If you go to hoogle (http://www.haskell.org/hoogle/) and type this: [Maybe a] -> [a] it says: Data.Maybe<http://haskell.org/ghc/docs/latest/html/libraries/base/Data-Mayb e.html> .catMaybes<http://haskell.org/ghc/docs/latest/html/libraries/base/Data-Mayb e.html#v:catMaybes>:: [Maybe a] -> [a]<http://haskell.org/ghc/docs/latest/html/libraries/base/Data-Maybe.html# v:catMaybes>
As the top search result.
This means that you can convert any list of maybes into a list of what you want. It just tosses out the Nothings.
Since readInt returns a Maybe (Int,ByteString), Data.List.unfoldr would be a better fit for his needs. The bytestring-lexing package (http://hackage.haskell.org/packages/archive/bytestring-lexing/0.1.2/doc/html...) provides readDouble, which is also pretty fast, I think.
2. Why doesn't ByteString implement 'read'? Is it just that this function (like 'input' in Python) isn't really very useful for real programs?
I think probably for things more complex than parsing ints it's best to make your own parser? I seem to recall that someone was working on a library of parsing functions based on bytestring? Maybe someone else can comment?
At least parsec 3.0.0 has ByteString parsing modules (I've never used it, so I don't know how well they work). IIRC, there's a plan to expand the bytestring-lexing package, too.
3. Why doesn't ByteString implement 'readDouble', etc.? That is, why
are Int and Integer treated specially? Do I not need readDouble?
I think readInt was mostly implemented because integer reading was needed a lot for benchmarks and programming challenge sites and people noticed it was way slower than needed so someone put in the effort it optimize it. Once it was optimized, that must have satisfied the need for fast number reading.

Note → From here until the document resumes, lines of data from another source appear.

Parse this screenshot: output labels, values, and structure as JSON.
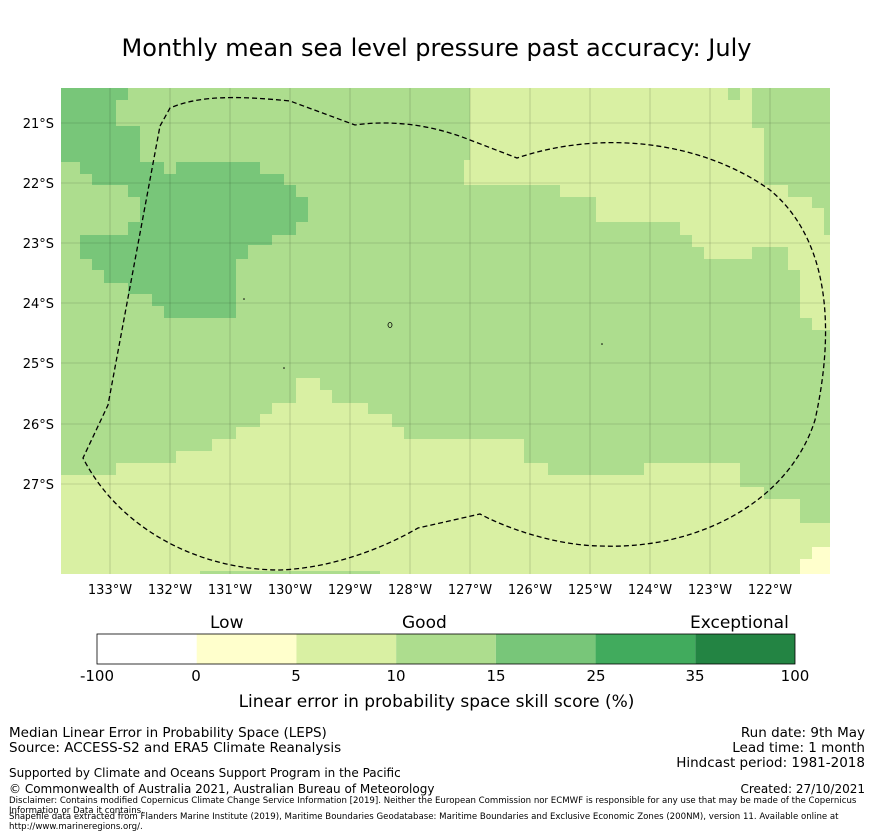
{
  "title": "Monthly mean sea level pressure past accuracy: July",
  "map": {
    "lat_labels": [
      "21°S",
      "22°S",
      "23°S",
      "24°S",
      "25°S",
      "26°S",
      "27°S"
    ],
    "lon_labels": [
      "133°W",
      "132°W",
      "131°W",
      "130°W",
      "129°W",
      "128°W",
      "127°W",
      "126°W",
      "125°W",
      "124°W",
      "123°W",
      "122°W"
    ],
    "boundary": "Exclusive Economic Zone (dashed line)"
  },
  "colorbar": {
    "categories": [
      {
        "label": "Low"
      },
      {
        "label": "Good"
      },
      {
        "label": "Exceptional"
      }
    ],
    "ticks": [
      "-100",
      "0",
      "5",
      "10",
      "15",
      "25",
      "35",
      "100"
    ],
    "colors": [
      "#ffffff",
      "#ffffcc",
      "#d9f0a3",
      "#addd8e",
      "#78c679",
      "#41ab5d",
      "#238443"
    ],
    "title": "Linear error in probability space skill score (%)"
  },
  "footer": {
    "left1": "Median Linear Error in Probability Space (LEPS)",
    "left2": "Source: ACCESS-S2 and ERA5 Climate Reanalysis",
    "right1": "Run date: 9th May",
    "right2": "Lead time: 1 month",
    "right3": "Hindcast period: 1981-2018",
    "support": "Supported by Climate and Oceans Support Program in the Pacific",
    "copyright": "© Commonwealth of Australia 2021, Australian Bureau of Meteorology",
    "created": "Created: 27/10/2021",
    "disclaimer1": "Disclaimer: Contains modified Copernicus Climate Change Service Information [2019]. Neither the European Commission nor ECMWF is responsible for any use that may be made of the Copernicus Information or Data it contains.",
    "disclaimer2": "Shapefile data extracted from Flanders Marine Institute (2019), Maritime Boundaries Geodatabase: Maritime Boundaries and Exclusive Economic Zones (200NM), version 11. Available online at http://www.marineregions.org/."
  }
}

More's underway, readDouble already delivered.
I would agree that at least for Prelude types it would be nice to have efficient bytestring based parsers. Do we have Read/Show classes specifically for working in bytestrings? Maybe that's what the world needs in the bytestring api. Then again, I'm not really qualified to comment :) For all I know it already exists.
partially.
Jason